TBB’nin deprem bölgelerinde yaşanabilecekler hakkında kaygıları olduğunu belirten Yılmaz, enkazların delil toplanmadan kaldırılması halinde sorumluların cezasızlıkla karşı karşıya olacaklarını söyledi. Yılmaz, devletin yardımlarının geç gelmesi sebebiyle hayatını kaybeden vatandaşlar olabileceğinin altını çizerken, bu durumun tespiti için gerekli çalışmaların yapılması gerektiğini aktarırken, devletin hukuki sorumluluğu var mı? Sorusunun cevabı için çalışmalar yapılması gerektiğini belirtti. Yılmaz şöyle devam etti “Orada gerekli tespitler yapılmadan enkazlar kaldırılırsa, bunu Van’da gördüğümüz için söylüyorum, Müteahhitlerin ve sorumlu bürokratların, siyasal kimliği ne olursa olsun cezasızlıkla karşılaştıklarını gördük. Yaşananların hukuki ve cezai sorumluluğu kime aitse ki bunların kim olduğu bellidir, kimliği, siyasi kimliği ayırt edilmeksizin eğer o enkazlar delil toplanmadan kaldırılırsa cezasızlıkla karşılaşacak.

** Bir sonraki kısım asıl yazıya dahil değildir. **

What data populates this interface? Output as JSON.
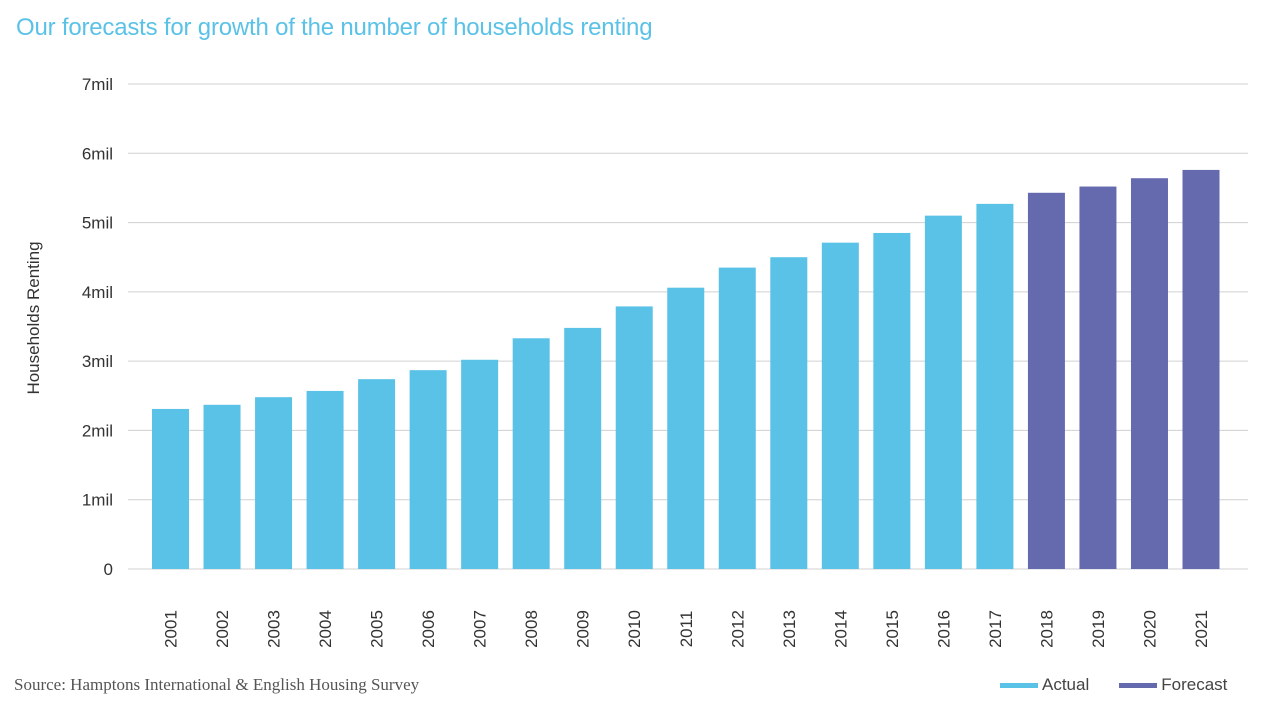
{
  "title": "Our forecasts for growth of the number of households renting",
  "source": "Source: Hamptons International  &  English Housing Survey",
  "colors": {
    "actual": "#5bc2e7",
    "forecast": "#6569ad",
    "title": "#5bc2e7",
    "grid": "#d0d0d0"
  },
  "legend": {
    "actual": "Actual",
    "forecast": "Forecast"
  },
  "chart_data": {
    "type": "bar",
    "title": "Our forecasts for growth of the number of households renting",
    "xlabel": "",
    "ylabel": "Households Renting",
    "ylim": [
      0,
      7
    ],
    "yticks": [
      {
        "value": 0,
        "label": "0"
      },
      {
        "value": 1,
        "label": "1mil"
      },
      {
        "value": 2,
        "label": "2mil"
      },
      {
        "value": 3,
        "label": "3mil"
      },
      {
        "value": 4,
        "label": "4mil"
      },
      {
        "value": 5,
        "label": "5mil"
      },
      {
        "value": 6,
        "label": "6mil"
      },
      {
        "value": 7,
        "label": "7mil"
      }
    ],
    "grid": true,
    "legend_position": "bottom-right",
    "categories": [
      "2001",
      "2002",
      "2003",
      "2004",
      "2005",
      "2006",
      "2007",
      "2008",
      "2009",
      "2010",
      "2011",
      "2012",
      "2013",
      "2014",
      "2015",
      "2016",
      "2017",
      "2018",
      "2019",
      "2020",
      "2021"
    ],
    "series": [
      {
        "name": "Actual",
        "values": [
          2.31,
          2.37,
          2.48,
          2.57,
          2.74,
          2.87,
          3.02,
          3.33,
          3.48,
          3.79,
          4.06,
          4.35,
          4.5,
          4.71,
          4.85,
          5.1,
          5.27,
          null,
          null,
          null,
          null
        ]
      },
      {
        "name": "Forecast",
        "values": [
          null,
          null,
          null,
          null,
          null,
          null,
          null,
          null,
          null,
          null,
          null,
          null,
          null,
          null,
          null,
          null,
          null,
          5.43,
          5.52,
          5.64,
          5.76
        ]
      }
    ]
  }
}
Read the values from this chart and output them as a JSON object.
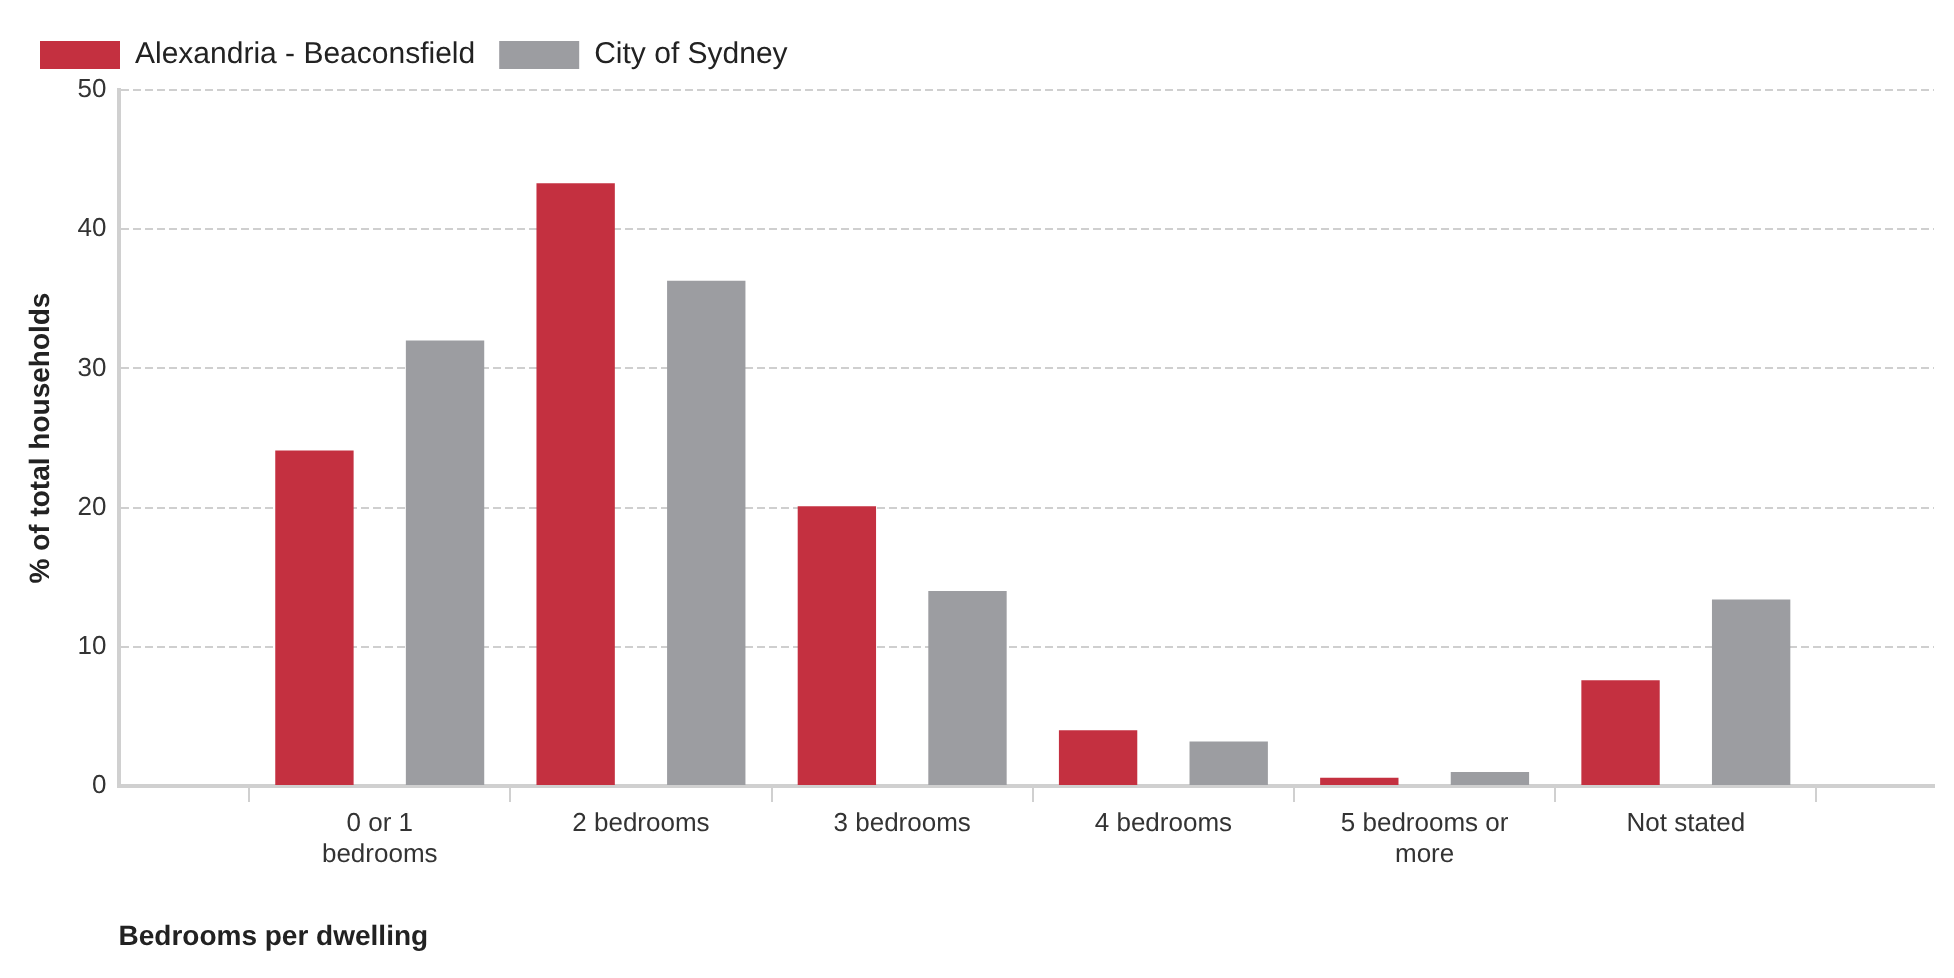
{
  "chart_data": {
    "type": "bar",
    "xlabel": "Bedrooms per dwelling",
    "ylabel": "% of total households",
    "categories": [
      "0 or 1 bedrooms",
      "2 bedrooms",
      "3 bedrooms",
      "4 bedrooms",
      "5 bedrooms or more",
      "Not stated"
    ],
    "series": [
      {
        "name": "Alexandria - Beaconsfield",
        "color": "#c43040",
        "values": [
          24.1,
          43.3,
          20.1,
          4.0,
          0.6,
          7.6
        ]
      },
      {
        "name": "City of Sydney",
        "color": "#9c9da1",
        "values": [
          32.0,
          36.3,
          14.0,
          3.2,
          1.0,
          13.4
        ]
      }
    ],
    "ylim": [
      0,
      50
    ],
    "yticks": [
      0,
      10,
      20,
      30,
      40,
      50
    ],
    "grid": "y",
    "legend": "top left"
  }
}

Devletin hukuki sorumluluğu var mı? Bunun tespiti açısından o enkazlar kritik derecede önemli, bunu yanında canlarını yitiren vatandaşlarımızın ölüm gün ve saatlerinin tespiti önemli. Yani zamanında müdahale edilse kurtarılabilecek canlar varken, 5 gün 10 gün sonra müdahale edildiği için ölen insanların varlığından bahsediyoruz ve sayıları binlerle ölçülüyor. Siz, bu insanların enkazın altında ve soğukta kalmasına yardım ve teknik ekipman sevkiyatının geç kalması sebebiyle ölümlerine neden olduysanız bunun sorumlusu doğrudan merkezi idaredir, devlet sorumludur. Tüm bunların tespitinin yapılması gerekiyor. Bunların yapılabilmesi için insanların ölüm gün ve saati ve ölüm şekli belirlenmelidir, bu aynı şekilde miras hukuku için de şarttır. Bunu bile tespit etmek mümkün olmayacak böyle giderse. Tabii ki o bölgede yaşayan insanların yaşadığı hak ihlalleri var, OHAL ilanı tabii ki de bunu mümkün kılmıyor. Afetle ilgili özel bir yasa var, afet bölgelerinde nelerin nasıl yapılabileceği çok net şekilde yasada belirlenmiş ancak ne yazık ki OHAL ilan edildi ve OHAL hak ihlallerine sebep oluyor.
Halkın vergileri bir cepten bir cebe aktarılıyor bağış kampanyalarıyla, Merkez Bankası’nın milyarlarca lirayı başka bir kuruma aktarması kadar ayıp bir şey olamaz. Bizlerin vergileri dağıtılıyor ancak kimse bize bir şey sormuyor.”